Baturay Tunçat bir hayli genç bir yönetmen. Kısa filmle kurduğu güzel ilişki filmlerinden de yansıyor. Gün Işığı filmini hatırlıyorum, Rüyada Olduğunu Fark Ediyor İnsan’da da kısa film alanında işlenmemiş bir konuya değişik bir açıdan bakmayı tercih etmiş. Sorularımı kendisine yönelttim ve ne istediğini bilen, ileriye dair planlarında netlik içeren cevaplar aldım. Yolu açık olsun o halde!
Öteki Sinema için söyleşen: Banu Bozdemir
Merhaba Baturay seni tanıyalım mı?
Galatasaray Üniversitesi İletişim Bölümü’nde lisans eğitimimin son yılındayım. Lise yıllarımdan itibaren kısa filmler yaparak sinemaya ilgi duymaya başladım. Zamanla bu ilgi, yalnızca sinema değil, anlatı ve anlatı biçimleri üzerine de yoğunlaşmamı sağladı. Şu an sadece kurgusal hikâyeler değil, aynı zamanda Deneme Film olarak adlandırdığımız tür, belgeseller ve yapay zekâ ile üretilen görseller üzerine de çalışıyorum. Önümüzdeki yıl yurt dışında bir yüksek lisans programına katılmayı planlıyorum. Şu an ise geçimimi sosyal medya içerikleri üreterek sağlıyorum.
Kısa filmle olan ilişkini nasıl tanımlarsın? Bir önceki filmin animasyondu, türler arasında deneme yapmayı seviyor musun?
Şu an kısa metraj filmler yapıyor olmamız elbette bir zorunluluğun sonucu, bunu yadsımıyorum. Ancak birçok meslektaşımın aksine, kısa filmi uzun metraja giden bir basamak olarak görmüyorum. Kısa metraj, kendi yöntemi ve dili olan, başlı başına bir ifade biçimi. Hatta çoğu zaman izleyici kitlesi de farklı. Bu yüzden en büyük dileklerimden biri, günün birinde uzun metraj film çekmeye başladığımda da kısa metrajla olan bağımı sürdürmek.
Filmlerimi oluşturmaya başlamadan önce kendime sorduğum ilk sorulardan biri, “Ben ne izlemek isterdim?” oluyor.
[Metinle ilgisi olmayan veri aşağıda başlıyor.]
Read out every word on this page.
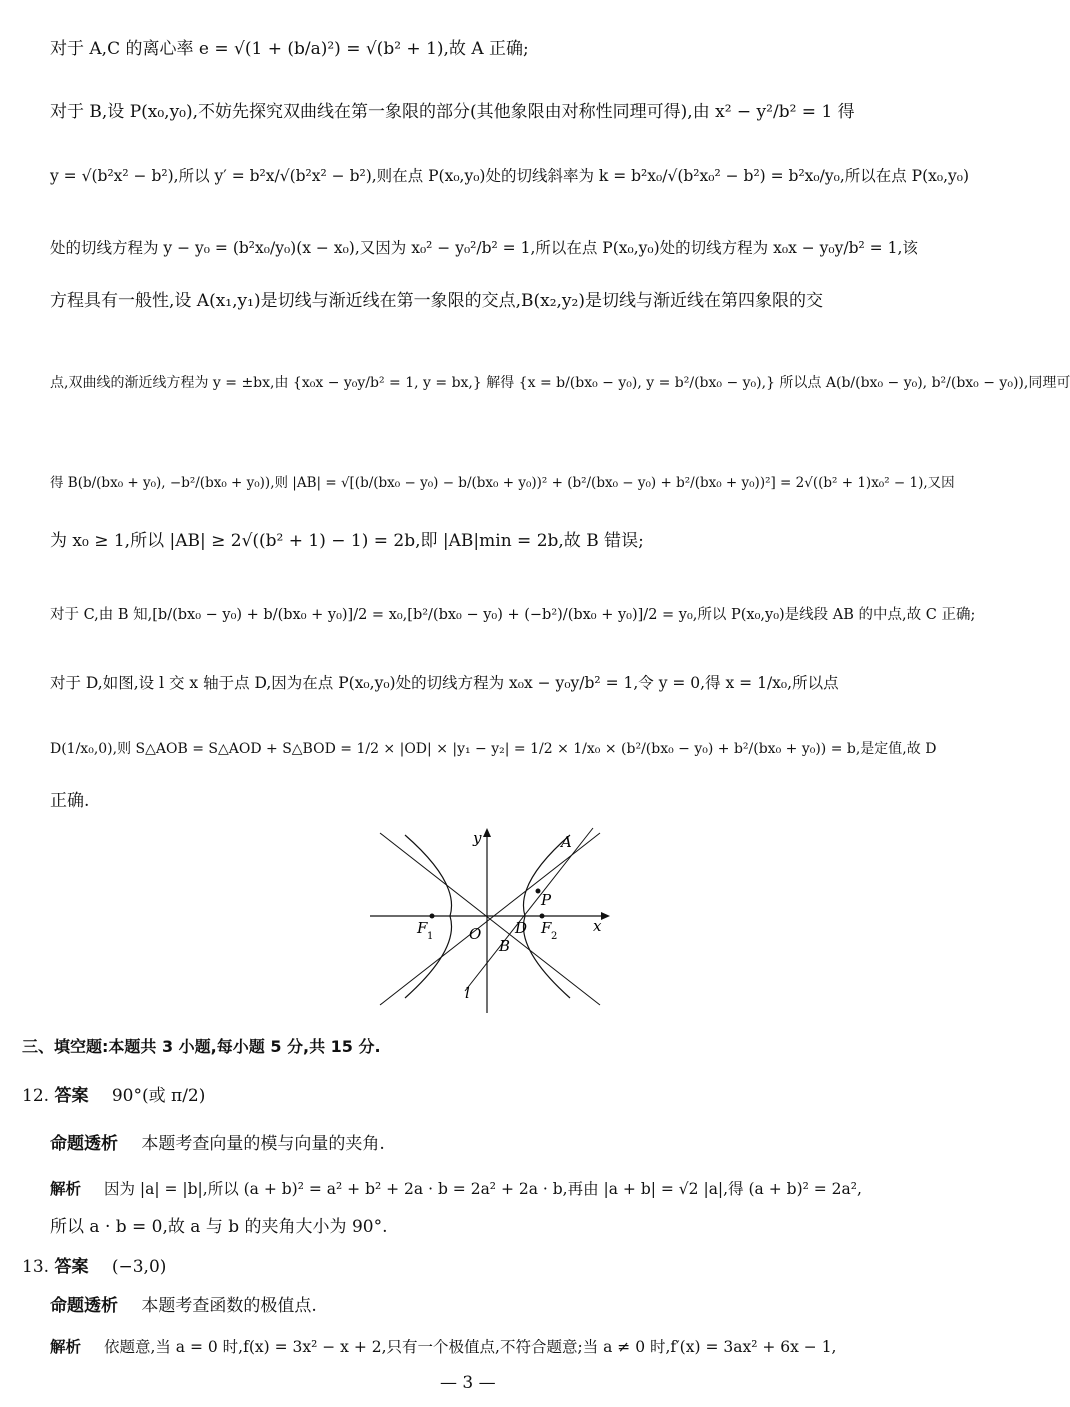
对于 A,C 的离心率 e = √(1 + (b/a)²) = √(b² + 1),故 A 正确;
对于 B,设 P(x₀,y₀),不妨先探究双曲线在第一象限的部分(其他象限由对称性同理可得),由 x² − y²/b² = 1 得
y = √(b²x² − b²),所以 y′ = b²x/√(b²x² − b²),则在点 P(x₀,y₀)处的切线斜率为 k = b²x₀/√(b²x₀² − b²) = b²x₀/y₀,所以在点 P(x₀,y₀)
处的切线方程为 y − y₀ = (b²x₀/y₀)(x − x₀),又因为 x₀² − y₀²/b² = 1,所以在点 P(x₀,y₀)处的切线方程为 x₀x − y₀y/b² = 1,该
方程具有一般性,设 A(x₁,y₁)是切线与渐近线在第一象限的交点,B(x₂,y₂)是切线与渐近线在第四象限的交
点,双曲线的渐近线方程为 y = ±bx,由 {x₀x − y₀y/b² = 1, y = bx,} 解得 {x = b/(bx₀ − y₀), y = b²/(bx₀ − y₀),} 所以点 A(b/(bx₀ − y₀), b²/(bx₀ − y₀)),同理可
得 B(b/(bx₀ + y₀), −b²/(bx₀ + y₀)),则 |AB| = √[(b/(bx₀ − y₀) − b/(bx₀ + y₀))² + (b²/(bx₀ − y₀) + b²/(bx₀ + y₀))²] = 2√((b² + 1)x₀² − 1),又因
为 x₀ ≥ 1,所以 |AB| ≥ 2√((b² + 1) − 1) = 2b,即 |AB|min = 2b,故 B 错误;
对于 C,由 B 知,[b/(bx₀ − y₀) + b/(bx₀ + y₀)]/2 = x₀,[b²/(bx₀ − y₀) + (−b²)/(bx₀ + y₀)]/2 = y₀,所以 P(x₀,y₀)是线段 AB 的中点,故 C 正确;
对于 D,如图,设 l 交 x 轴于点 D,因为在点 P(x₀,y₀)处的切线方程为 x₀x − y₀y/b² = 1,令 y = 0,得 x = 1/x₀,所以点
D(1/x₀,0),则 S△AOB = S△AOD + S△BOD = 1/2 × |OD| × |y₁ − y₂| = 1/2 × 1/x₀ × (b²/(bx₀ − y₀) + b²/(bx₀ + y₀)) = b,是定值,故 D
正确.
y
x
A
P
D
F 1	F 2
O
B
l
三、填空题:本题共 3 小题,每小题 5 分,共 15 分.
12. 答案 90°(或 π/2)
命题透析 本题考查向量的模与向量的夹角.
解析 因为 |a| = |b|,所以 (a + b)² = a² + b² + 2a · b = 2a² + 2a · b,再由 |a + b| = √2 |a|,得 (a + b)² = 2a²,
所以 a · b = 0,故 a 与 b 的夹角大小为 90°.
13. 答案 (−3,0)
命题透析 本题考查函数的极值点.
解析 依题意,当 a = 0 时,f(x) = 3x² − x + 2,只有一个极值点,不符合题意;当 a ≠ 0 时,f′(x) = 3ax² + 6x − 1,
— 3 —
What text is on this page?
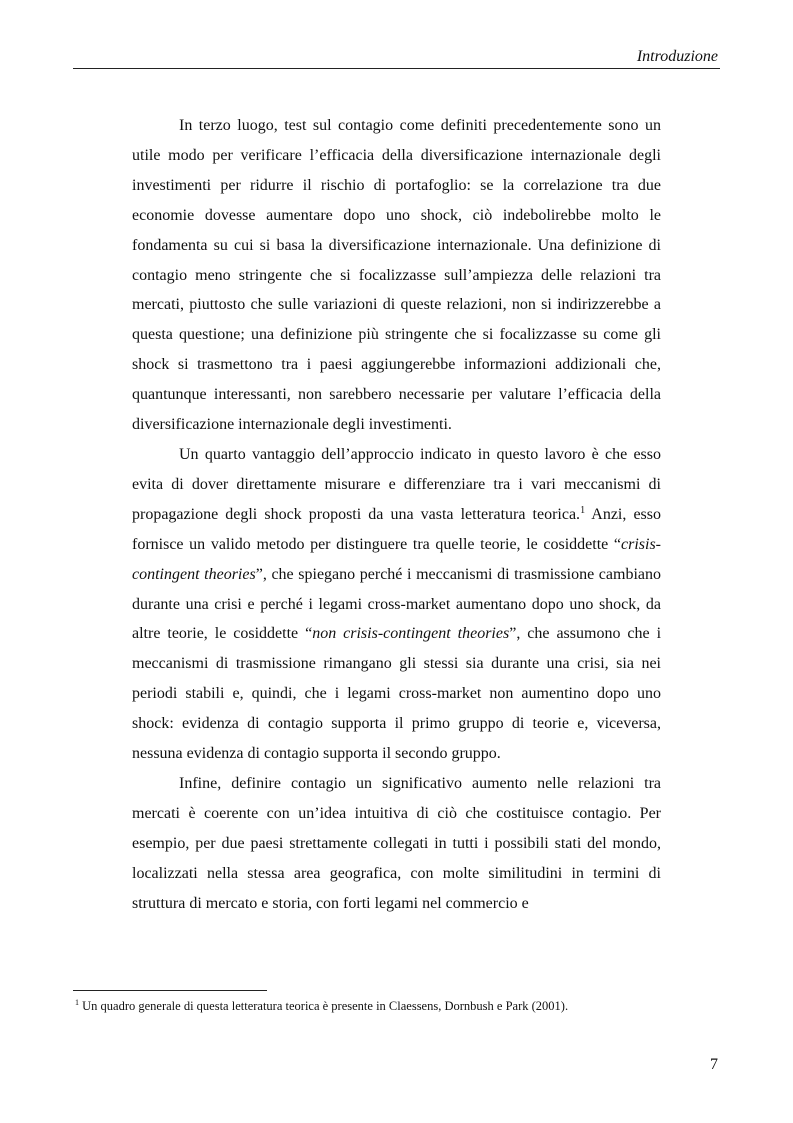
Introduzione

In terzo luogo, test sul contagio come definiti precedentemente sono un utile modo per verificare l’efficacia della diversificazione internazionale degli investimenti per ridurre il rischio di portafoglio: se la correlazione tra due economie dovesse aumentare dopo uno shock, ciò indebolirebbe molto le fondamenta su cui si basa la diversificazione internazionale. Una definizione di contagio meno stringente che si focalizzasse sull’ampiezza delle relazioni tra mercati, piuttosto che sulle variazioni di queste relazioni, non si indirizzerebbe a questa questione; una definizione più stringente che si focalizzasse su come gli shock si trasmettono tra i paesi aggiungerebbe informazioni addizionali che, quantunque interessanti, non sarebbero necessarie per valutare l’efficacia della diversificazione internazionale degli investimenti.

Un quarto vantaggio dell’approccio indicato in questo lavoro è che esso evita di dover direttamente misurare e differenziare tra i vari meccanismi di propagazione degli shock proposti da una vasta letteratura teorica.$^1$ Anzi, esso fornisce un valido metodo per distinguere tra quelle teorie, le cosiddette “crisis-contingent theories”, che spiegano perché i meccanismi di trasmissione cambiano durante una crisi e perché i legami cross-market aumentano dopo uno shock, da altre teorie, le cosiddette “non crisis-contingent theories”, che assumono che i meccanismi di trasmissione rimangano gli stessi sia durante una crisi, sia nei periodi stabili e, quindi, che i legami cross-market non aumentino dopo uno shock: evidenza di contagio supporta il primo gruppo di teorie e, viceversa, nessuna evidenza di contagio supporta il secondo gruppo.

Infine, definire contagio un significativo aumento nelle relazioni tra mercati è coerente con un’idea intuitiva di ciò che costituisce contagio. Per esempio, per due paesi strettamente collegati in tutti i possibili stati del mondo, localizzati nella stessa area geografica, con molte similitudini in termini di struttura di mercato e storia, con forti legami nel commercio e

$^1$ Un quadro generale di questa letteratura teorica è presente in Claessens, Dornbush e Park (2001).
7
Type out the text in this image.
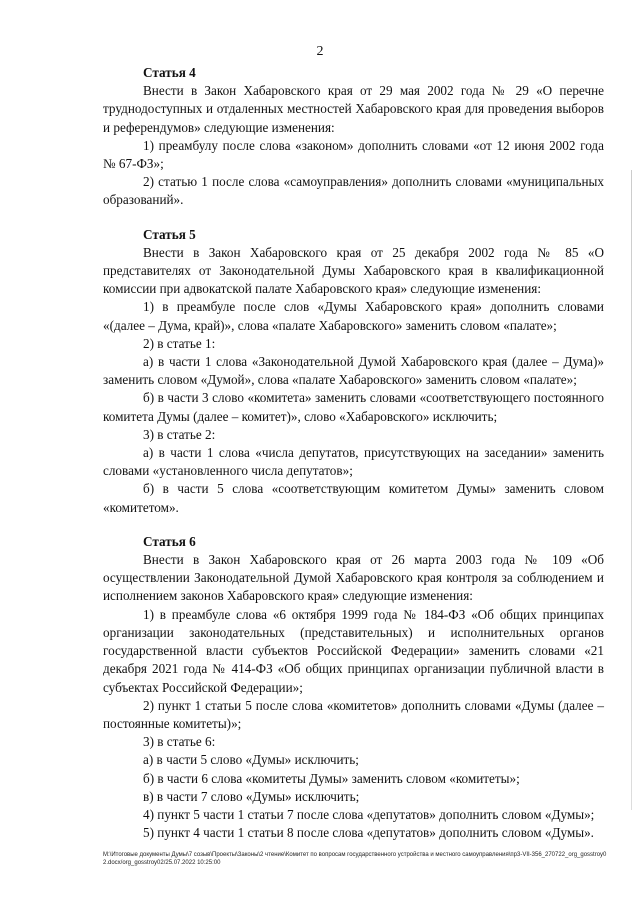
2

Статья 4

Внести в Закон Хабаровского края от 29 мая 2002 года № 29 «О перечне труднодоступных и отдаленных местностей Хабаровского края для проведения выборов и референдумов» следующие изменения:

1) преамбулу после слова «законом» дополнить словами «от 12 июня 2002 года № 67-ФЗ»;

2) статью 1 после слова «самоуправления» дополнить словами «муниципальных образований».

Статья 5

Внести в Закон Хабаровского края от 25 декабря 2002 года № 85 «О представителях от Законодательной Думы Хабаровского края в квалификационной комиссии при адвокатской палате Хабаровского края» следующие изменения:

1) в преамбуле после слов «Думы Хабаровского края» дополнить словами «(далее – Дума, край)», слова «палате Хабаровского» заменить словом «палате»;

2) в статье 1:

а) в части 1 слова «Законодательной Думой Хабаровского края (далее – Дума)» заменить словом «Думой», слова «палате Хабаровского» заменить словом «палате»;

б) в части 3 слово «комитета» заменить словами «соответствующего постоянного комитета Думы (далее – комитет)», слово «Хабаровского» исключить;

3) в статье 2:

а) в части 1 слова «числа депутатов, присутствующих на заседании» заменить словами «установленного числа депутатов»;

б) в части 5 слова «соответствующим комитетом Думы» заменить словом «комитетом».

Статья 6

Внести в Закон Хабаровского края от 26 марта 2003 года № 109 «Об осуществлении Законодательной Думой Хабаровского края контроля за соблюдением и исполнением законов Хабаровского края» следующие изменения:

1) в преамбуле слова «6 октября 1999 года № 184-ФЗ «Об общих принципах организации законодательных (представительных) и исполнительных органов государственной власти субъектов Российской Федерации» заменить словами «21 декабря 2021 года № 414-ФЗ «Об общих принципах организации публичной власти в субъектах Российской Федерации»;

2) пункт 1 статьи 5 после слова «комитетов» дополнить словами «Думы (далее – постоянные комитеты)»;

3) в статье 6:

а) в части 5 слово «Думы» исключить;

б) в части 6 слова «комитеты Думы» заменить словом «комитеты»;

в) в части 7 слово «Думы» исключить;

4) пункт 5 части 1 статьи 7 после слова «депутатов» дополнить словом «Думы»;

5) пункт 4 части 1 статьи 8 после слова «депутатов» дополнить словом «Думы».

M:\Итоговые документы Думы\7 созыв\Проекты\Законы\2 чтение\Комитет по вопросам государственного устройства и местного самоуправления\пр3-VII-356_270722_org_gosstroy02.docx/org_gosstroy02/25.07.2022 10:25:00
Bu bakış açısıyla hareket ettiğimde, animasyon türüne özel bir ilgim olduğunu söyleyebilirim. Özellikle somut kuklalarla canlandırılan Stop Motion tekniği beni her zaman cezbetmiştir. Benim için her tür, yeni bir şeyler deneme fırsatı sunuyor. Bu yüzden ilk animasyon deneyimimden oldukça memnun kaldım ve ileride bir uzun metraj animasyon filmi yapma niyetim var.
Gün Işığı filminde ne anlattın ve canlandırma deneyimi nasıldı?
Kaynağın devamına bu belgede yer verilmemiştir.